Sometimes we can’t duplicate in English the literary depth of the Biblical writers.
Bible translators have their challenges. How do you put into English a pun in the original Hebrew or a Greek word with a double meaning? That may be impossible. The English translation necessarily loses something of the cleverness or depth of the original Hebrew or Greek. Let me illustrate with three examples.
In Amos 8:1-3, the prophet pronounces God’s doom upon the kingdom of Israel. The proclamation opens with the lines:
This is what the LORD God showed me–a basket of summer fruit.
He said, “Amos, what do you see?”
And I said, “A basket of summer fruit.”
Then the word from God goes on:
“The end has come upon my people Israel;
I will never again pass them by.
The songs of the temple shall become wailings in that day,” says the Lord GOD;
“the dead bodies shall be many,
cast out in every place. Be silent!”
What logical connection does summer fruit have with the end of the kingdom? You would never catch it in an English translation. In the Hebrew the connection hinges on a pun. The Hebrew word for summer fruit is qayits, for end is qets.
Missing the pun is not going to undermine the theological message of the oracle. But the English reader is going to miss the pun. As a result we don’t appreciate how clever the prophet–or God–has been in making his message memorable. (We must always remember that prophetic utterances were given orally. Listeners preserved them by memorization.) It helps us understand how the Biblical writers are not just great theologians, but also great communicators.
Double Meanings in the Dialogue with Nicodemus
Equally challenging is translating words that have double meanings, and the author may deliberately intend that both meanings apply to his message. There are two outstanding examples in the gospels.
In the famous dialogue scene between Jesus and Nicodemus in John 3:1-21, Jesus says to Nicodemus: Very truly, I tell you, no one can see the kingdom of God without being born anothen. This Greek word anothen has a dual meaning. It can mean anew or again. If the translator chooses this meaning, then we get the translation of John 3:7 so hallowed in Evangelical church circles: Ye must be born again (King James Version).

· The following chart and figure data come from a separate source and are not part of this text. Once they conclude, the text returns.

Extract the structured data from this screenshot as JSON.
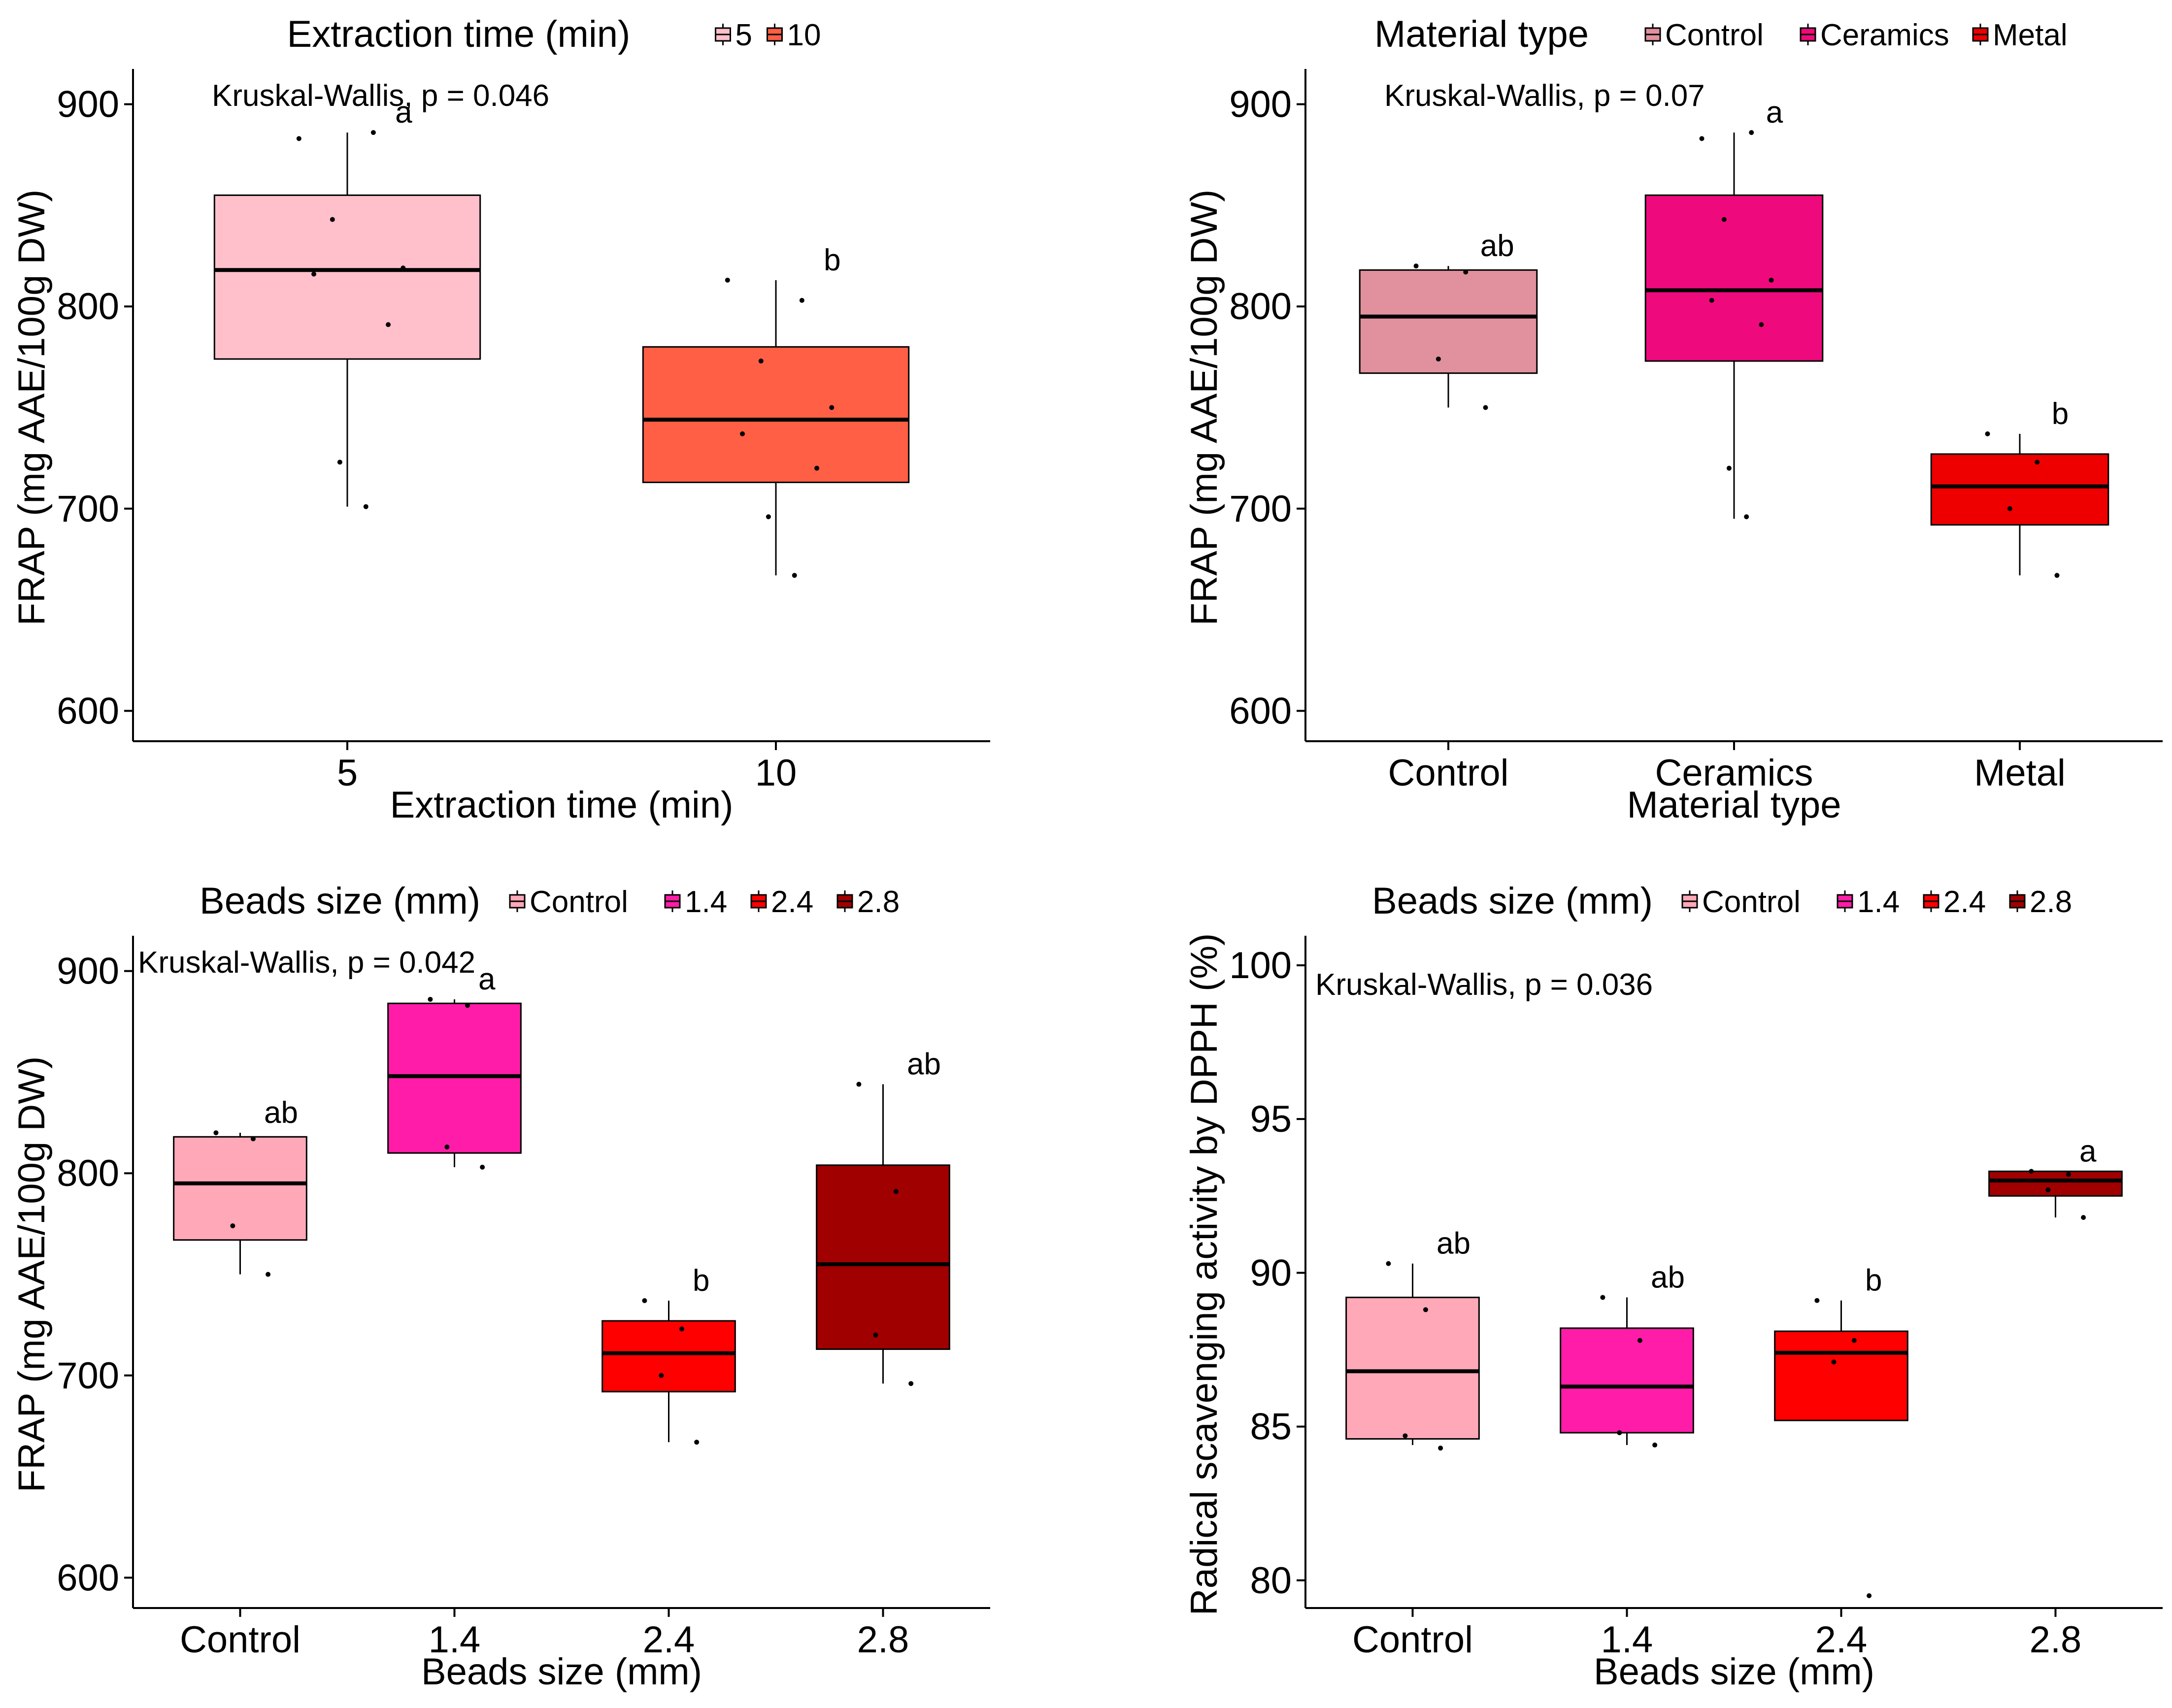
{
  "chart_data": [
    {
      "type": "boxplot",
      "legend_title": "Extraction time (min)",
      "xlabel": "Extraction time (min)",
      "ylabel": "FRAP (mg AAE/100g DW)",
      "ylim": [
        585,
        915
      ],
      "yticks": [
        600,
        700,
        800,
        900
      ],
      "stat_text": "Kruskal-Wallis, p = 0.046",
      "groups": [
        {
          "label": "5",
          "color": "#FFC0CB",
          "letter": "a",
          "q1": 774,
          "median": 818,
          "q3": 855,
          "whisker_low": 701,
          "whisker_high": 886,
          "points": [
            883,
            886,
            843,
            819,
            816,
            791,
            723,
            701
          ]
        },
        {
          "label": "10",
          "color": "#FF5F45",
          "letter": "b",
          "q1": 713,
          "median": 744,
          "q3": 780,
          "whisker_low": 667,
          "whisker_high": 813,
          "points": [
            813,
            803,
            773,
            750,
            737,
            720,
            696,
            667
          ]
        }
      ]
    },
    {
      "type": "boxplot",
      "legend_title": "Material type",
      "xlabel": "Material type",
      "ylabel": "FRAP (mg AAE/100g DW)",
      "ylim": [
        585,
        915
      ],
      "yticks": [
        600,
        700,
        800,
        900
      ],
      "stat_text": "Kruskal-Wallis, p = 0.07",
      "groups": [
        {
          "label": "Control",
          "color": "#E0919D",
          "letter": "ab",
          "q1": 767,
          "median": 795,
          "q3": 818,
          "whisker_low": 750,
          "whisker_high": 820,
          "points": [
            820,
            817,
            774,
            750
          ]
        },
        {
          "label": "Ceramics",
          "color": "#EE0A7D",
          "letter": "a",
          "q1": 773,
          "median": 808,
          "q3": 855,
          "whisker_low": 695,
          "whisker_high": 886,
          "points": [
            883,
            886,
            843,
            813,
            803,
            791,
            720,
            696
          ]
        },
        {
          "label": "Metal",
          "color": "#EE0000",
          "letter": "b",
          "q1": 692,
          "median": 711,
          "q3": 727,
          "whisker_low": 667,
          "whisker_high": 737,
          "points": [
            737,
            723,
            700,
            667
          ]
        }
      ]
    },
    {
      "type": "boxplot",
      "legend_title": "Beads size (mm)",
      "xlabel": "Beads size (mm)",
      "ylabel": "FRAP (mg AAE/100g DW)",
      "ylim": [
        585,
        915
      ],
      "yticks": [
        600,
        700,
        800,
        900
      ],
      "stat_text": "Kruskal-Wallis, p = 0.042",
      "groups": [
        {
          "label": "Control",
          "color": "#FFA8B8",
          "letter": "ab",
          "q1": 767,
          "median": 795,
          "q3": 818,
          "whisker_low": 750,
          "whisker_high": 820,
          "points": [
            820,
            817,
            774,
            750
          ]
        },
        {
          "label": "1.4",
          "color": "#FF1CA8",
          "letter": "a",
          "q1": 810,
          "median": 848,
          "q3": 884,
          "whisker_low": 803,
          "whisker_high": 886,
          "points": [
            886,
            883,
            813,
            803
          ]
        },
        {
          "label": "2.4",
          "color": "#FF0000",
          "letter": "b",
          "q1": 692,
          "median": 711,
          "q3": 727,
          "whisker_low": 667,
          "whisker_high": 737,
          "points": [
            737,
            723,
            700,
            667
          ]
        },
        {
          "label": "2.8",
          "color": "#A00000",
          "letter": "ab",
          "q1": 713,
          "median": 755,
          "q3": 804,
          "whisker_low": 696,
          "whisker_high": 844,
          "points": [
            844,
            791,
            720,
            696
          ]
        }
      ]
    },
    {
      "type": "boxplot",
      "legend_title": "Beads size (mm)",
      "xlabel": "Beads size (mm)",
      "ylabel": "Radical scavenging activity by DPPH (%)",
      "ylim": [
        79.1,
        100.8
      ],
      "yticks": [
        80,
        85,
        90,
        95,
        100
      ],
      "stat_text": "Kruskal-Wallis, p = 0.036",
      "groups": [
        {
          "label": "Control",
          "color": "#FFA8B8",
          "letter": "ab",
          "q1": 84.6,
          "median": 86.8,
          "q3": 89.2,
          "whisker_low": 84.4,
          "whisker_high": 90.3,
          "points": [
            90.3,
            88.8,
            84.7,
            84.3
          ]
        },
        {
          "label": "1.4",
          "color": "#FF1CA8",
          "letter": "ab",
          "q1": 84.8,
          "median": 86.3,
          "q3": 88.2,
          "whisker_low": 84.4,
          "whisker_high": 89.2,
          "points": [
            89.2,
            87.8,
            84.8,
            84.4
          ]
        },
        {
          "label": "2.4",
          "color": "#FF0000",
          "letter": "b",
          "q1": 85.2,
          "median": 87.4,
          "q3": 88.1,
          "whisker_low": 85.2,
          "whisker_high": 89.1,
          "points": [
            89.1,
            87.8,
            87.1,
            79.5
          ]
        },
        {
          "label": "2.8",
          "color": "#A00000",
          "letter": "a",
          "q1": 92.5,
          "median": 93.0,
          "q3": 93.3,
          "whisker_low": 91.8,
          "whisker_high": 93.3,
          "points": [
            93.3,
            93.2,
            92.7,
            91.8
          ]
        }
      ]
    }
  ]
}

Anothen, however, has an alternative meaning: from above. If the translator opts for this meaning, then John 3:7 reads in the New Revised Standard Version: You must be born from above. No English translation can convey both meanings at the same time as the Greek does.
The Greek text seems to be purposely ambiguous because Jesus wants to hold both meanings together in his discussion of spiritual rebirth. The rebirth of which he speaks is not just a second birth, but a birth that is effected by the Holy Spirit.
If you are going to understand Jesus’ teaching, you must hold both meanings together. But there is no English word that holds those two meanings together like the Greek anothen. The translator must choose one translation over the other, thus risking watering down the fullness of what Jesus is saying.
Two Dimensions of the Kingdom of God
Another saying of Jesus also hinges on the word he uses having a double meaning. This occurs in a passage where Jesus is responding to the Pharisees and their question when the kingdom of God is coming (Luke 17:20-21). Jesus responds:
The kingdom of God is not coming with things that can be observed; nor will they say, ‘Look, here it is!’ or ‘There it is!’ For, in fact, the kingdom of God is among you.
A critical Greek word with a double meaning appears in the last sentence. The translators of the New Revised Standard Version translate it as among. The Greek word is entos. And it can indeed mean among. The NRSV translators probably translated it that way because the you in the sentence is plural in the Greek. This gives a strong communal cast to Jesus’ saying.
But entos can also mean within. If a translator chooses this translation (as does the King James Version), he is giving Jesus’ saying a more interior cast. Jesus is saying that the kingdom of God is to be found within yourselves. Here the focus is more on the believer’s inner disposition.
Once again the use of the Greek entos with its dual meaning seems to be deliberate. For a full understanding of Jesus’ teaching on the Kingdom of God means we must perceive both its inner psychological and its communal dimensions.
The call to enter the Kingdom is a call to an inner journey, a journey that will take us deep into spiritual practices and disciplines. But the call to enter the Kingdom will also call us out of our individual selves into working for and living in the renewed society that is noted by its qualities of harmony, service, and peace. The inner journey and the outer journey must go hand in hand if we are to enter fully into that earthly, yet simultaneously transcendent reality that Jesus calls the Kingdom of God.
But how is a translator to hold on to both meanings in an English translation? It’s probably impossible. That’s why responsible translations will alert their readers to the alternate translations in a footnote (as does the NRSV). But it takes a reader paying close attention to footnotes if he or she is to grasp the richness of the Biblical text. Bible study takes work.
A cautionary note: The two examples I give of the double meanings to words Jesus uses applies to the Greek words in which the gospels are written. Jesus, however, presumably spoke Aramaic when he taught. Could the same double meanings be duplicated in the Aramaic vocabulary he used? I don’t know Aramaic, but I would hazard a guess that the answer is probably not. This highlights the critical importance of the Greek language as a vehicle of revelation in the writing of the gospels.